If the performance is heavily impacted by this mitigation, the threat model and the likelihood that this vulnerability would allow local attackers to extract confidential information (including security keys) can be very carefully considered. If the decision is to to turn off this mitigation, the following kernel boot command line can be added:

gather_data_sampling=off

The affected list of Intel Processors can be found at: https://www.intel.com/content/www/us/en/developer/topic-technology/software-security-guidance/processors-affected-consolidated-product-cpu-model.html

References

Updates

Intel microcode updates are available in upstream at GitHub - intel/Intel-Linux-Processor-Microcode-Data-Files in microcode-20230808 release. Ubuntu 16.04 LTS, 18.04 LTS, 20.04, 22.04 LTS, 23.04 were affected. To address the issue, ensure that intel-microcode version 3.20230808 is installed. These updates were announced in USN-6286-1.

Kernel updates are rolling out and Ubuntu users are recommended to update to the latest kernel. The majority of users should ensure that the following kernel packages are installed:

Ubuntu Release Base Kernel Enablement Kernel
23.04 linux-image-6.2.0-31-generic 6.2.0-31.31 N/A
22.04 linux-image-5.15.0-82-generic 5.15.0-82.91 linux-image-6.2.0-31-generic 6.2.0-31.31~22.04.1
20.04 LTS linux-image-5.4.0-159-generic 5.4.0-159.176 linux-image-5.15.0-82-generic 5.15.0-82.91~20.04.1
18.04 LTS linux-image-4.15.0-218-generic 4.15.0-218.229 (Available with Ubuntu Pro) linux-image-5.4.0-159-generic 5.4.0-159.176~18.04.1 (Available with Ubuntu Pro)
16.04 LTS linux-image-4.4.0-245-generic 4.4.0-245.279 (Available with Ubuntu Pro) linux-image-4.15.0-218-generic 4.15.0-218.229~16.04.1 (Available with Ubuntu Pro)

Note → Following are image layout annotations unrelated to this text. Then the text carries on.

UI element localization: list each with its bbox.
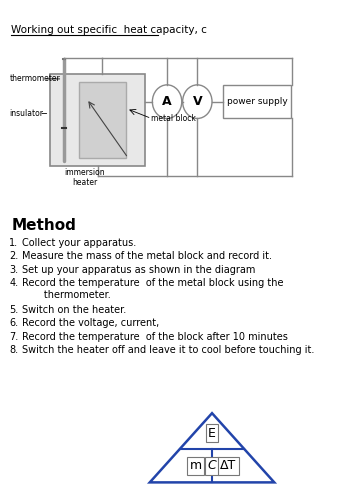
Text: Set up your apparatus as shown in the diagram: Set up your apparatus as shown in the di… <box>22 265 255 275</box>
Text: Switch on the heater.: Switch on the heater. <box>22 305 126 315</box>
Text: m: m <box>190 460 202 472</box>
Polygon shape <box>150 413 274 482</box>
Text: A: A <box>162 95 172 108</box>
Text: 7.: 7. <box>9 332 18 342</box>
Text: 5.: 5. <box>9 305 18 315</box>
Text: 8.: 8. <box>9 345 18 355</box>
Bar <box>79 82 126 158</box>
Text: 2.: 2. <box>9 252 18 262</box>
Text: 6.: 6. <box>9 318 18 328</box>
Text: Measure the mass of the metal block and record it.: Measure the mass of the metal block and … <box>22 252 272 262</box>
Text: metal block: metal block <box>152 114 197 123</box>
Text: Record the voltage, current,: Record the voltage, current, <box>22 318 159 328</box>
Text: ΔT: ΔT <box>220 460 236 472</box>
Text: C: C <box>208 460 216 472</box>
Text: 4.: 4. <box>9 278 18 288</box>
Text: Collect your apparatus.: Collect your apparatus. <box>22 238 136 248</box>
Text: insulator: insulator <box>10 109 44 118</box>
Circle shape <box>152 85 182 118</box>
Text: Method: Method <box>11 218 76 234</box>
Text: Record the temperature  of the block after 10 minutes: Record the temperature of the block afte… <box>22 332 288 342</box>
Circle shape <box>183 85 212 118</box>
Text: E: E <box>208 426 216 440</box>
Text: 1.: 1. <box>9 238 18 248</box>
Text: 3.: 3. <box>9 265 18 275</box>
Text: Working out specific  heat capacity, c: Working out specific heat capacity, c <box>11 24 207 34</box>
Text: Switch the heater off and leave it to cool before touching it.: Switch the heater off and leave it to co… <box>22 345 314 355</box>
Text: immersion
heater: immersion heater <box>65 168 105 188</box>
Bar <box>50 74 145 166</box>
Text: power supply: power supply <box>227 97 288 106</box>
Text: V: V <box>192 95 202 108</box>
Text: thermometer: thermometer <box>10 74 61 84</box>
Text: Record the temperature  of the metal block using the
       thermometer.: Record the temperature of the metal bloc… <box>22 278 283 300</box>
Bar <box>223 85 291 118</box>
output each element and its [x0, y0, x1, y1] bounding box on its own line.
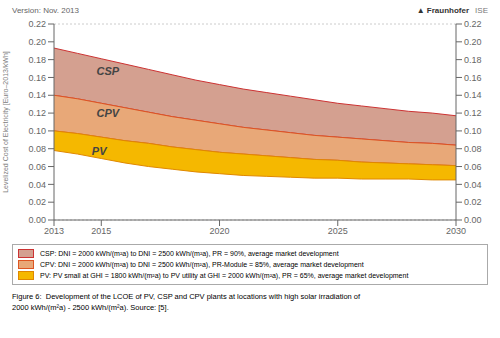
svg-text:0.06: 0.06 [464, 162, 482, 172]
svg-text:0.14: 0.14 [464, 90, 482, 100]
svg-text:0.16: 0.16 [464, 73, 482, 83]
svg-text:CPV: CPV [97, 107, 121, 119]
svg-text:0.22: 0.22 [464, 19, 482, 29]
svg-text:0.04: 0.04 [464, 180, 482, 190]
svg-text:0.12: 0.12 [464, 108, 482, 118]
svg-text:PV: PV [92, 145, 108, 157]
svg-text:0.20: 0.20 [464, 37, 482, 47]
html-text:PV: PV small at GHI = 1800 kWh: PV: PV small at GHI = 1800 kWh/(m²a) to … [40, 272, 409, 279]
html-text:▲ Fraunhofer: ▲ Fraunhofer [416, 5, 470, 15]
svg-text:0.02: 0.02 [28, 197, 46, 207]
svg-text:0.00: 0.00 [464, 215, 482, 225]
svg-text:2013: 2013 [44, 226, 64, 236]
svg-text:0.10: 0.10 [464, 126, 482, 136]
svg-text:0.08: 0.08 [28, 144, 46, 154]
svg-text:0.00: 0.00 [28, 215, 46, 225]
svg-text:Levelized Cost of Electricity: Levelized Cost of Electricity [Euro–2013… [8, 51, 10, 193]
svg-text:0.12: 0.12 [28, 108, 46, 118]
svg-text:0.18: 0.18 [28, 55, 46, 65]
svg-text:0.14: 0.14 [28, 90, 46, 100]
svg-text:2020: 2020 [210, 226, 230, 236]
html-text:Version: Nov. 2013: Version: Nov. 2013 [12, 5, 79, 15]
svg-text:2015: 2015 [91, 226, 111, 236]
html-text:CSP: DNI = 2000 kWh/(m²a) to D: CSP: DNI = 2000 kWh/(m²a) to DNI = 2500 … [40, 250, 339, 257]
svg-text:0.20: 0.20 [28, 37, 46, 47]
html-text:Figure 6: Development of the L: Figure 6: Development of the LCOE of PV,… [12, 292, 361, 312]
svg-text:0.16: 0.16 [28, 73, 46, 83]
svg-text:CSP: CSP [97, 65, 120, 77]
svg-text:0.08: 0.08 [464, 144, 482, 154]
svg-text:0.04: 0.04 [28, 180, 46, 190]
svg-text:0.06: 0.06 [28, 162, 46, 172]
svg-text:0.02: 0.02 [464, 197, 482, 207]
svg-text:2025: 2025 [328, 226, 348, 236]
html-text:CPV: DNI = 2000 kWh/(m²a) to D: CPV: DNI = 2000 kWh/(m²a) to DNI = 2500 … [40, 261, 364, 268]
svg-text:0.10: 0.10 [28, 126, 46, 136]
svg-text:0.18: 0.18 [464, 55, 482, 65]
svg-text:2030: 2030 [446, 226, 466, 236]
svg-text:0.22: 0.22 [28, 19, 46, 29]
html-text:ISE: ISE [475, 5, 488, 15]
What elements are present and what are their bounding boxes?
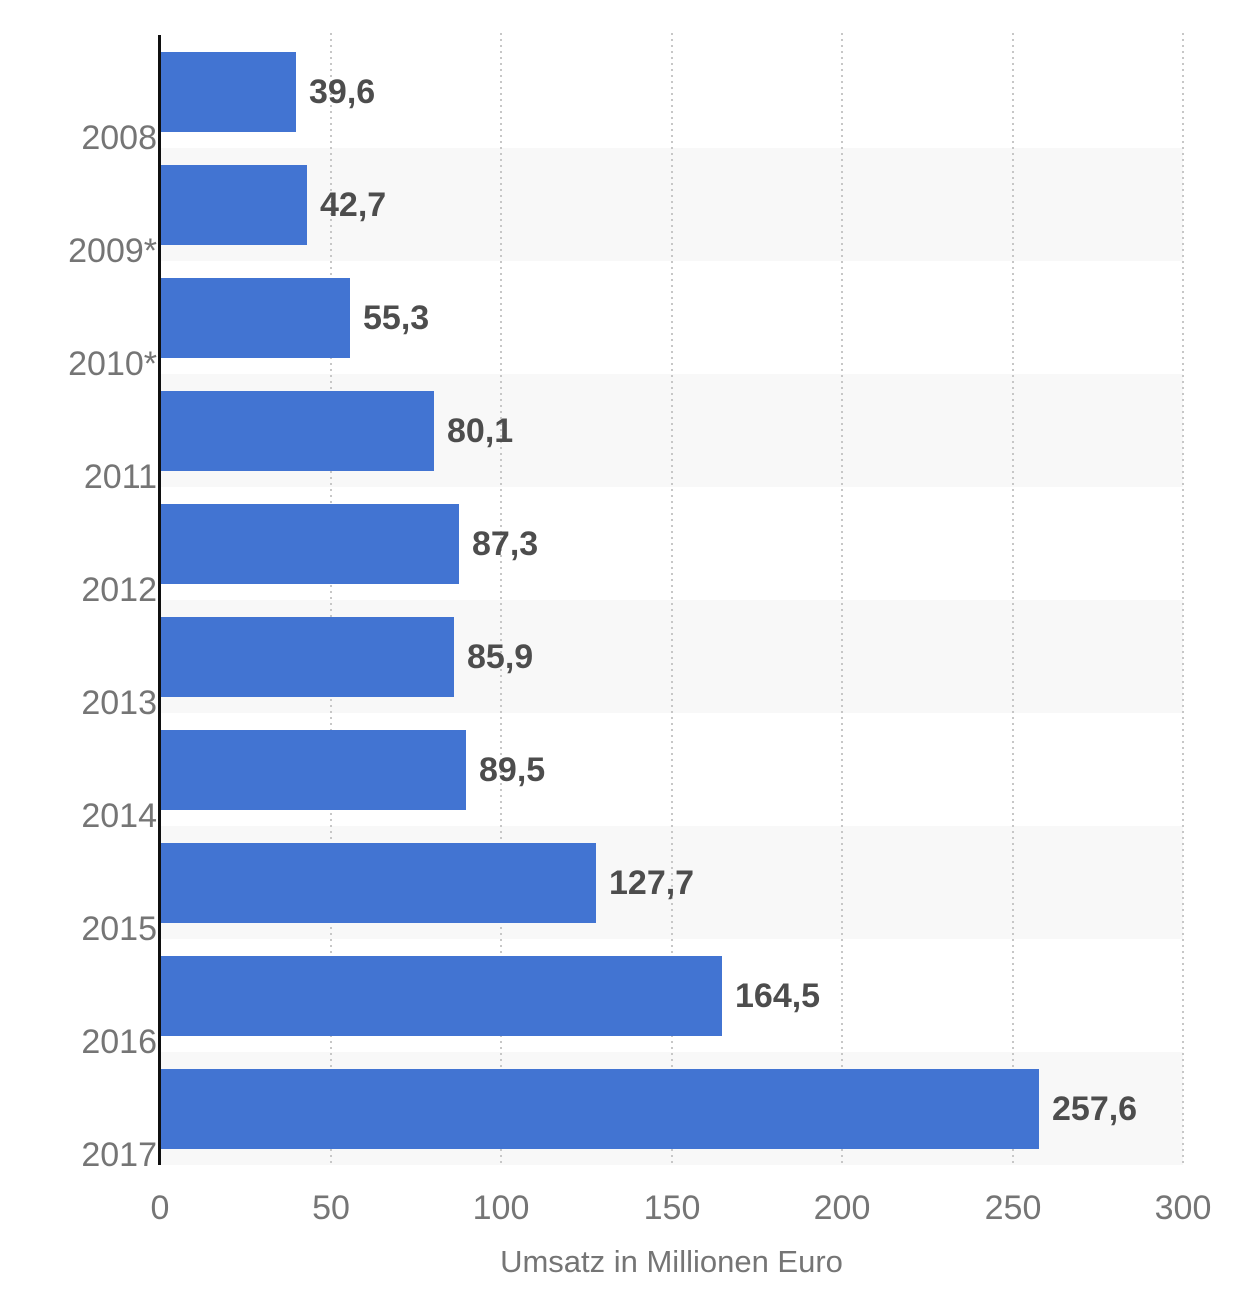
value-label: 42,7	[320, 186, 387, 224]
bar	[161, 391, 434, 471]
bar	[161, 617, 454, 697]
gridline	[330, 33, 332, 1165]
value-label: 164,5	[735, 977, 821, 1015]
category-label: 2010*	[68, 345, 157, 383]
gridline	[1182, 33, 1184, 1165]
x-tick-label: 0	[150, 1189, 170, 1227]
y-axis-line	[158, 35, 161, 1165]
category-label: 2012	[81, 571, 157, 609]
category-label: 2013	[81, 684, 157, 722]
gridline	[841, 33, 843, 1165]
bar	[161, 956, 722, 1036]
category-label: 2016	[81, 1023, 157, 1061]
category-label: 2014	[81, 797, 157, 835]
value-label: 257,6	[1052, 1090, 1138, 1128]
x-tick-label: 200	[813, 1189, 871, 1227]
value-label: 127,7	[609, 864, 695, 902]
x-tick-label: 100	[472, 1189, 530, 1227]
value-label: 85,9	[467, 638, 534, 676]
gridline	[1012, 33, 1014, 1165]
x-tick-label: 250	[984, 1189, 1042, 1227]
x-tick-label: 150	[643, 1189, 701, 1227]
gridline	[671, 33, 673, 1165]
bar	[161, 730, 466, 810]
bar	[161, 843, 596, 923]
category-label: 2008	[81, 119, 157, 157]
x-axis-title: Umsatz in Millionen Euro	[500, 1244, 843, 1279]
value-label: 39,6	[309, 73, 376, 111]
bar	[161, 504, 459, 584]
bar	[161, 1069, 1039, 1149]
value-label: 80,1	[447, 412, 514, 450]
value-label: 89,5	[479, 751, 546, 789]
category-label: 2009*	[68, 232, 157, 270]
x-tick-label: 300	[1154, 1189, 1212, 1227]
x-tick-label: 50	[312, 1189, 350, 1227]
value-label: 55,3	[363, 299, 430, 337]
bar	[161, 278, 350, 358]
bar	[161, 165, 307, 245]
category-label: 2017	[81, 1136, 157, 1174]
value-label: 87,3	[472, 525, 539, 563]
gridline	[500, 33, 502, 1165]
category-label: 2015	[81, 910, 157, 948]
category-label: 2011	[83, 458, 157, 496]
bar	[161, 52, 296, 132]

These updates were announced in USN-6315-1, USN-6317-1, USN-6318-1, USN-6388-1, USN-6396-1

Timeline

  • 2023 Aug 08: Public disclosure
  • 2023 Aug 14: Updated Ubuntu Intel microcode available
  • 2023 Aug 29: Updated Ubuntu kernels available

Public Cloud Image updates

  • Amazon AWS: <IN PROGRESS>
  • Windows Azure: <IN PROGRESS>
  • Google Compute Engine: <IN PROGRESS>
  • Ubuntu Core Images: <IN PROGRESS>

Cloud Images dailies will start appearing within 4 hours of the USN announcement. At the direction of the security team, the Cloud Image Team will start manually releasing new images to the public cloud.